As Dr. Young has said, we can all try to be Monday morning quarterbacks.
"You know, you should consider this to have been a very difficult outbreak to control, and I think we can give a lot of credit to the authorities, which was a mixture of folks, local, provincial, and federal, who got on the scene and have, as far as we can tell by the curve of new cases against time, it looks like they've got it under control in Toronto and in Vancouver. But to think that we should sit on our laurels now and not build a stronger and better national capacity in public health, that would be foolish. This is an opportunity to ask ourselves, do we have a modern public health system? Do we have the
elements that every modern nation state looks for to have an effective public health response?" Young says.
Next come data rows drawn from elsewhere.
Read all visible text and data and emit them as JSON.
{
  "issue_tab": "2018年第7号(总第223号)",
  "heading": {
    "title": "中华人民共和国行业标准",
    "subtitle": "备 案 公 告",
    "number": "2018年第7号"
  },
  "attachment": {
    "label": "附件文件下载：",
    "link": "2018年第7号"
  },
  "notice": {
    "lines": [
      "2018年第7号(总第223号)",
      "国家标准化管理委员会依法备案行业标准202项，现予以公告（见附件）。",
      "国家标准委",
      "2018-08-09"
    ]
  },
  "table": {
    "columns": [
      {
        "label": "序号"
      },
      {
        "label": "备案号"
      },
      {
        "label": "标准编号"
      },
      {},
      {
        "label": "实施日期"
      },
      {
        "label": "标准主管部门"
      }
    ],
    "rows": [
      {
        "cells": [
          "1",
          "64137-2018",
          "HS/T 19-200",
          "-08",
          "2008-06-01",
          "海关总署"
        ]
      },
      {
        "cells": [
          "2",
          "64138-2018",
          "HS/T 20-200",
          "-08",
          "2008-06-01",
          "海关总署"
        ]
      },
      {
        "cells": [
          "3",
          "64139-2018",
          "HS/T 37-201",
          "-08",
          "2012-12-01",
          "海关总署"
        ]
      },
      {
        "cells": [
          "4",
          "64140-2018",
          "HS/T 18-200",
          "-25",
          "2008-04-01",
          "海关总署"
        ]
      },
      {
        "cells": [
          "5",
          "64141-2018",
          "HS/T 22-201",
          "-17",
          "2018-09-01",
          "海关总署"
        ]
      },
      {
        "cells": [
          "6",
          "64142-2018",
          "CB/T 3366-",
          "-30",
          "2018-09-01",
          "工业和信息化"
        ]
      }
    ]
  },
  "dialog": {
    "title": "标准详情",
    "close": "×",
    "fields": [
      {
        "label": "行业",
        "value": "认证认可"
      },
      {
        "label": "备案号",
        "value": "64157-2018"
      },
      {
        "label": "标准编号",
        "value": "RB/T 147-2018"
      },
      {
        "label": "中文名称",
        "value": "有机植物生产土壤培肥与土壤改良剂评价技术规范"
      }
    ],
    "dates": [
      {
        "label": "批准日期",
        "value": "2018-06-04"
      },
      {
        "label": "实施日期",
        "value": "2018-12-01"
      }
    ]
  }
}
The outbreak isn't over at the Lapsley Family Clinic. Dr. Rex Verschuren is still missing the three other doctors, and he's only seeing the most urgent patients.
"We still are left out by ourselves and totally exposed. Unfortunately, because there still hasn't been (any) more directives. We don't really know what we're doing. We're still staying gowned and gloved," he says.
He's also worried about his two colleagues who are still critically ill, wondering if their infections could have been prevented.
"I think in retrospect, yes, there was time. There was time to warn people or at least let them know that this was coming. And there was probably time to have a process set up for this. Maybe we should have had emergency sets at every doctor's office, hospital, every clinic that are not to be opened unless a bulletin is given that something is coming. It's easy to say in retrospect, but at the time, I really don't know how they handled it. It's perceived as not being handled very well by the medical community."
For now, he's staying gloved and gowned. Everyone coming in the door is being carefully watched, and he's trying to keep the clinic running, hoping his colleagues make it through this SARS battle in case they have to fight another one.